Musk’s SpaceX debris crashes into hill on remote Australian farm

Space debris found on remote farmland more than 400 kilometers (250 miles) south of Sydney belongs to a craft built by Elon Musk’s SpaceX, the Australian Space Agency said.

Technical experts have visited the impact site in the Snowy Mountains, a wilderness area in New South Wales state, and confirmed the pieces came from a SpaceX mission, the agency said Thursday.

Among the images on local media, one shows a shard of darkened debris, wider and taller than an adult human, standing upright after apparently spearing into an open hillside. The parts belong to a SpaceX Crew-1 Trunk that reentered Earth’s atmosphere July 9, according to Brad Tucker, an astrophysicist from the Australian National University who visited the farm.

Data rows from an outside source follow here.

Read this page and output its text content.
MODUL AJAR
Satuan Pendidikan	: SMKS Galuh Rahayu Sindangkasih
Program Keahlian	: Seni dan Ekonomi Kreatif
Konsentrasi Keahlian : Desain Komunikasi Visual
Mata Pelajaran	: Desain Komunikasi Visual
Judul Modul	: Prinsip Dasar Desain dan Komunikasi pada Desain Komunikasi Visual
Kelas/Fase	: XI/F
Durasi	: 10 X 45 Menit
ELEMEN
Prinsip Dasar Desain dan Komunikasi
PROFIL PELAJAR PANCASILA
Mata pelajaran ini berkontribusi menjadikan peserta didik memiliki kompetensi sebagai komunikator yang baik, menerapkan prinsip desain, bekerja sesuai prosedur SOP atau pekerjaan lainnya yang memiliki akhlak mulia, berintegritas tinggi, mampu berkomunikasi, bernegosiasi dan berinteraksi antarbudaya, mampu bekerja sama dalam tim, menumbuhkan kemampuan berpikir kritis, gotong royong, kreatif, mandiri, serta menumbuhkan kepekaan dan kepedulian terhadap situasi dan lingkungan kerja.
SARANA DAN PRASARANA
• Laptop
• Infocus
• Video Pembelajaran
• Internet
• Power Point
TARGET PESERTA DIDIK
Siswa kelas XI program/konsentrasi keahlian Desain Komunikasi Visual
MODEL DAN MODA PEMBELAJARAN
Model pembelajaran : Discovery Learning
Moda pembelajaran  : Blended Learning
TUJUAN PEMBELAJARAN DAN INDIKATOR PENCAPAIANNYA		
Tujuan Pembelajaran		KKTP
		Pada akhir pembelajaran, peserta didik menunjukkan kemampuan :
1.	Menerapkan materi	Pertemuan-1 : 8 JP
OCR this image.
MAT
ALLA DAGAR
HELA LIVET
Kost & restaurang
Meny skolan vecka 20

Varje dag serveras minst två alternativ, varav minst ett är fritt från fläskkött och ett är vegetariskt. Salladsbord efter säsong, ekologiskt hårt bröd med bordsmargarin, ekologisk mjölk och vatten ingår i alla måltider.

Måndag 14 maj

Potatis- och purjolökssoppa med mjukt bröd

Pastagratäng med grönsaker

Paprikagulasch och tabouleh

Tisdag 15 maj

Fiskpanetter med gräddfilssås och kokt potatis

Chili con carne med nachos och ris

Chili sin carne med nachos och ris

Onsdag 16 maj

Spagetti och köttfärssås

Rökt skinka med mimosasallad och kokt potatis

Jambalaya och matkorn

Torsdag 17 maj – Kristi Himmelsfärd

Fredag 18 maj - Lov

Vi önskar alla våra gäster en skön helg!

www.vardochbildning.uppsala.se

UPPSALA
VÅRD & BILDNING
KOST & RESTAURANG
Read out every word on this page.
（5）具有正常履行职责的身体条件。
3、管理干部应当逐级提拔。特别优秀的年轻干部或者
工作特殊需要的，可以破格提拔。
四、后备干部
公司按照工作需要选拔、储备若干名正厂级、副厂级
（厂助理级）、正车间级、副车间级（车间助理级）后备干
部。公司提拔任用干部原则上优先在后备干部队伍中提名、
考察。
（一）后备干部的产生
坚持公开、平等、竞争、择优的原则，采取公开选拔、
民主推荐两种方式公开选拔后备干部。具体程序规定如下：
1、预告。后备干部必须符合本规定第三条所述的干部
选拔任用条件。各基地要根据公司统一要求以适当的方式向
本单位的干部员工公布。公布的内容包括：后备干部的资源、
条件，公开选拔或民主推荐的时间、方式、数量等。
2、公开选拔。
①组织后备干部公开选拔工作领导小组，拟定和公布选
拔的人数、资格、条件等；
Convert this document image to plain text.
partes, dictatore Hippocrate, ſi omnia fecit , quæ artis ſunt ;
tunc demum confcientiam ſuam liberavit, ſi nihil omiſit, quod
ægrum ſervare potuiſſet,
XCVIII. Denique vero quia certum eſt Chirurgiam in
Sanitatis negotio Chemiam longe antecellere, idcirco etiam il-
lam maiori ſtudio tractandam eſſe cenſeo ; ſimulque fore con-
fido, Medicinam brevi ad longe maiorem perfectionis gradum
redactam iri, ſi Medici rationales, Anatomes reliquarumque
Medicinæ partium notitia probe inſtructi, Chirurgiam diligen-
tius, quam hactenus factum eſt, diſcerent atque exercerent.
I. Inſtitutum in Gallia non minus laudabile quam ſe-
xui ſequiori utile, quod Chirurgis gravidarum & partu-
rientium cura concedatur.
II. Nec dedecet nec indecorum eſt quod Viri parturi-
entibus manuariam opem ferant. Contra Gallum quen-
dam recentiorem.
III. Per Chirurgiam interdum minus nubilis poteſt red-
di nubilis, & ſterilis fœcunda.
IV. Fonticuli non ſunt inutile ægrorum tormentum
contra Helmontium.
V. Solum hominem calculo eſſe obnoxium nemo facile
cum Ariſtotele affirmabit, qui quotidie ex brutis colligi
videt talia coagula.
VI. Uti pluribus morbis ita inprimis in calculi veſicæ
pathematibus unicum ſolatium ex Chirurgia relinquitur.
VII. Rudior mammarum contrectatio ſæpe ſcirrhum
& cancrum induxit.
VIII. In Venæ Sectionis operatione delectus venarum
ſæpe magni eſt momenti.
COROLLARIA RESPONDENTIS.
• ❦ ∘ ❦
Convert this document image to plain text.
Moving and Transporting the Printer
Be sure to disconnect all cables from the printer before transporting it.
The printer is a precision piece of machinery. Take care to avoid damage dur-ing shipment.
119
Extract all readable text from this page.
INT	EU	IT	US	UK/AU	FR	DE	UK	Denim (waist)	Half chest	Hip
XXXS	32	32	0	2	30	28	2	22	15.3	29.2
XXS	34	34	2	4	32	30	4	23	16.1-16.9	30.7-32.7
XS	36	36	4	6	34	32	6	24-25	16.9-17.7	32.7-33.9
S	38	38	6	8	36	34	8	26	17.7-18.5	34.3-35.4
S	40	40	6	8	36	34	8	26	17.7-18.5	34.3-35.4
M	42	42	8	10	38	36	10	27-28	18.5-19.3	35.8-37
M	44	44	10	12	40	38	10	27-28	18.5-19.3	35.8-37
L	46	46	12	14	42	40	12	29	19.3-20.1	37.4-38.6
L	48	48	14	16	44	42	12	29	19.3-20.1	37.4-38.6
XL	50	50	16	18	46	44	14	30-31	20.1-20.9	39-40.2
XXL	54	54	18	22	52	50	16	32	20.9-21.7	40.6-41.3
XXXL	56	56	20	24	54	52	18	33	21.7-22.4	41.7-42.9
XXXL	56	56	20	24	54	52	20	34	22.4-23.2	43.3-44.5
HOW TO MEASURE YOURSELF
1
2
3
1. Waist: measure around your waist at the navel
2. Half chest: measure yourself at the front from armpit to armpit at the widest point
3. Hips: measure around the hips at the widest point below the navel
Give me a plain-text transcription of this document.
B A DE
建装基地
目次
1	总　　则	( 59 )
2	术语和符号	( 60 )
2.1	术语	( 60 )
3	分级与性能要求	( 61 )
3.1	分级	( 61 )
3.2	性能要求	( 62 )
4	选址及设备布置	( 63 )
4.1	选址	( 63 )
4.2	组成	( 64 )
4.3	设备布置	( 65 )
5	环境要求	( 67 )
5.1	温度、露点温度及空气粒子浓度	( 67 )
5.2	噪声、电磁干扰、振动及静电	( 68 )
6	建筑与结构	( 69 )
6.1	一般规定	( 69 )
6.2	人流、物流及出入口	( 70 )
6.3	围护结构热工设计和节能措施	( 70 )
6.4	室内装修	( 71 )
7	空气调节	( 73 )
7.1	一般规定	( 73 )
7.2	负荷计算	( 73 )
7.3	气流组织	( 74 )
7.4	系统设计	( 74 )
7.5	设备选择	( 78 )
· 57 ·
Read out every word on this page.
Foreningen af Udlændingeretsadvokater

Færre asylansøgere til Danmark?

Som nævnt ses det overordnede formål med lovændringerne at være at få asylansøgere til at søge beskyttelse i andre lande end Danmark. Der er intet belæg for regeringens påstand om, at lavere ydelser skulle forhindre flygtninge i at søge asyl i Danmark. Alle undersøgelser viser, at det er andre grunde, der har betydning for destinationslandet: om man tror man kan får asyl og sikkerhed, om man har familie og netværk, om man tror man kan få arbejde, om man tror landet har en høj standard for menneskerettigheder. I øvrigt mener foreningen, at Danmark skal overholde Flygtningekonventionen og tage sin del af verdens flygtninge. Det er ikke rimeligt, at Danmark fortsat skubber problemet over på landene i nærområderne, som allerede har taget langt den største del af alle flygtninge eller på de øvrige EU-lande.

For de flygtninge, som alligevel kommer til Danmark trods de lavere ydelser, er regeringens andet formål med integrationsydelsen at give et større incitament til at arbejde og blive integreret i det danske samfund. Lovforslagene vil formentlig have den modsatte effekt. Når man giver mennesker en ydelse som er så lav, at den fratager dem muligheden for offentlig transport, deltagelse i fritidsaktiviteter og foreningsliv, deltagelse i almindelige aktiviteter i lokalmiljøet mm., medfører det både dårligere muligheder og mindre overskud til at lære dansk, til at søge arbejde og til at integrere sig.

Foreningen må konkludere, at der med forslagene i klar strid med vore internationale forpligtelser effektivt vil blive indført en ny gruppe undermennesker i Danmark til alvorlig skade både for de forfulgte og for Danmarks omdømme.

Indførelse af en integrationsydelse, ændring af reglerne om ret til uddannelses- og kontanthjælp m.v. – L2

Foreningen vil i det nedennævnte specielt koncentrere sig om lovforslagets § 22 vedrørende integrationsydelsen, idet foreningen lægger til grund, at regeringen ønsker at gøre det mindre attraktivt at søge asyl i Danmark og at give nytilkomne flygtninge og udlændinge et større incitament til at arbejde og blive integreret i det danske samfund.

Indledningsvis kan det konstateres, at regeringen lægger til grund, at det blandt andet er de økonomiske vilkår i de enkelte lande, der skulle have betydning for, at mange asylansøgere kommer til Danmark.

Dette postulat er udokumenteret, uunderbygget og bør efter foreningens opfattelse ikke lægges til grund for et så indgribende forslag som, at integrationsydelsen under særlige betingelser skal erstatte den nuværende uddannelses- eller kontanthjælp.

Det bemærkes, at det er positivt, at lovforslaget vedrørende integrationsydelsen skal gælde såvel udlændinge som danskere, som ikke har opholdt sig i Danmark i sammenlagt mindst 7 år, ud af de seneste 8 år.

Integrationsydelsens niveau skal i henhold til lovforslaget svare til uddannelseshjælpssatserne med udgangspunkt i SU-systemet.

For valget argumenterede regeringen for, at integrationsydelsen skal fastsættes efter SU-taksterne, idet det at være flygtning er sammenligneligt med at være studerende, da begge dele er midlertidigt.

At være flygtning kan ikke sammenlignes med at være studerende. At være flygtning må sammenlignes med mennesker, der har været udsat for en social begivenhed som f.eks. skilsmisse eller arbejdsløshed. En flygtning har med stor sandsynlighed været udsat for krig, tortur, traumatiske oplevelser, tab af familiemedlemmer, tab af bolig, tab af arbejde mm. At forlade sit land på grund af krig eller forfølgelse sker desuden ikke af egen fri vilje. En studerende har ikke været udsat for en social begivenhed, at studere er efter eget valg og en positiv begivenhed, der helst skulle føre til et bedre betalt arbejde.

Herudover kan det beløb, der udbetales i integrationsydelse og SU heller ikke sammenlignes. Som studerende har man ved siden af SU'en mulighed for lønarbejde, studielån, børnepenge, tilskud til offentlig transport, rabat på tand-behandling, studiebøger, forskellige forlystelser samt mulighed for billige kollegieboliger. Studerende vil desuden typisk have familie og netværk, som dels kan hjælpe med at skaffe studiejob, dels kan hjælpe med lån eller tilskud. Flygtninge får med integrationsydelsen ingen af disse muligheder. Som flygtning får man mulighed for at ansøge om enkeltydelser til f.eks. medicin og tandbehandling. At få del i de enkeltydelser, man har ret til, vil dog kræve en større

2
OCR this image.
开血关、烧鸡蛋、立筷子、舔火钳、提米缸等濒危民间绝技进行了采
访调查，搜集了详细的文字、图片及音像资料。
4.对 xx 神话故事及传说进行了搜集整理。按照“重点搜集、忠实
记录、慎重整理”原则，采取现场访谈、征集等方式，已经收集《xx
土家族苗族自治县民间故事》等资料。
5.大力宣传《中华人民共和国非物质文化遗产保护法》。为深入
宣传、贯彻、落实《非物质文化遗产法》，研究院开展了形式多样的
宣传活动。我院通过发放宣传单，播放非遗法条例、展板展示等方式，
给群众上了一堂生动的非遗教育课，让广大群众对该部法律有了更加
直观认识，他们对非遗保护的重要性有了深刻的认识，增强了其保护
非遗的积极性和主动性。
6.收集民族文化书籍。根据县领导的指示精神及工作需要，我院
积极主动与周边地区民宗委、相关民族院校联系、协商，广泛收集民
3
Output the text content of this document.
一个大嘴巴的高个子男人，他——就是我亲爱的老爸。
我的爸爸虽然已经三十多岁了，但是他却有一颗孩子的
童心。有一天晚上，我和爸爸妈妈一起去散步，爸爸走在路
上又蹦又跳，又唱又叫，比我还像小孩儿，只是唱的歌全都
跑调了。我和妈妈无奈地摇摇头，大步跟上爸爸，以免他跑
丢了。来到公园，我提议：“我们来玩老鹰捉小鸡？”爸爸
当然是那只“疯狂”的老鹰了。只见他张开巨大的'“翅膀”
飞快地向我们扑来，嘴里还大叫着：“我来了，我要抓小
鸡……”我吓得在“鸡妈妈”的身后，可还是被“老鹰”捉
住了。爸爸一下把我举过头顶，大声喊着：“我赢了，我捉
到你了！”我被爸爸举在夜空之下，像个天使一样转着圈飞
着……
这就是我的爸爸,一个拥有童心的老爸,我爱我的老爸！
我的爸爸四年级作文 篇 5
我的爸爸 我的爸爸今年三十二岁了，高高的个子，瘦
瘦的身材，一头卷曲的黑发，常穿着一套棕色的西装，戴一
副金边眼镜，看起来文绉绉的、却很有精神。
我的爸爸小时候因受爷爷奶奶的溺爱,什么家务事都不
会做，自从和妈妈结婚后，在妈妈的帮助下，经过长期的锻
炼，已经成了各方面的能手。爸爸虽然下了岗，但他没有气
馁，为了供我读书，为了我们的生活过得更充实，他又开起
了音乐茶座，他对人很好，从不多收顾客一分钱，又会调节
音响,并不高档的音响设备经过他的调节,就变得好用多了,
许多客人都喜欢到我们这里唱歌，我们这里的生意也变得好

US space officials last month rebuked China after remnants of a massive Chinese rocket fell back to Earth over the Indian Ocean. Debris like that carried “a significant risk of loss of life and property,” NASA said.

Australia’s space agency warned the public not to handle or retrieve suspected space debris, advising them instead to contact SpaceX on its debris hotline. “The agency is committed to the long-term sustainability of outer-space activities, including debris mitigation,” it said.

Astrophysicist Tucker said on his YouTube channel that the parts are the largest collection of space junk found in Australia since 1979. SpaceX did not reply to an email asking if the company would pick up the pieces.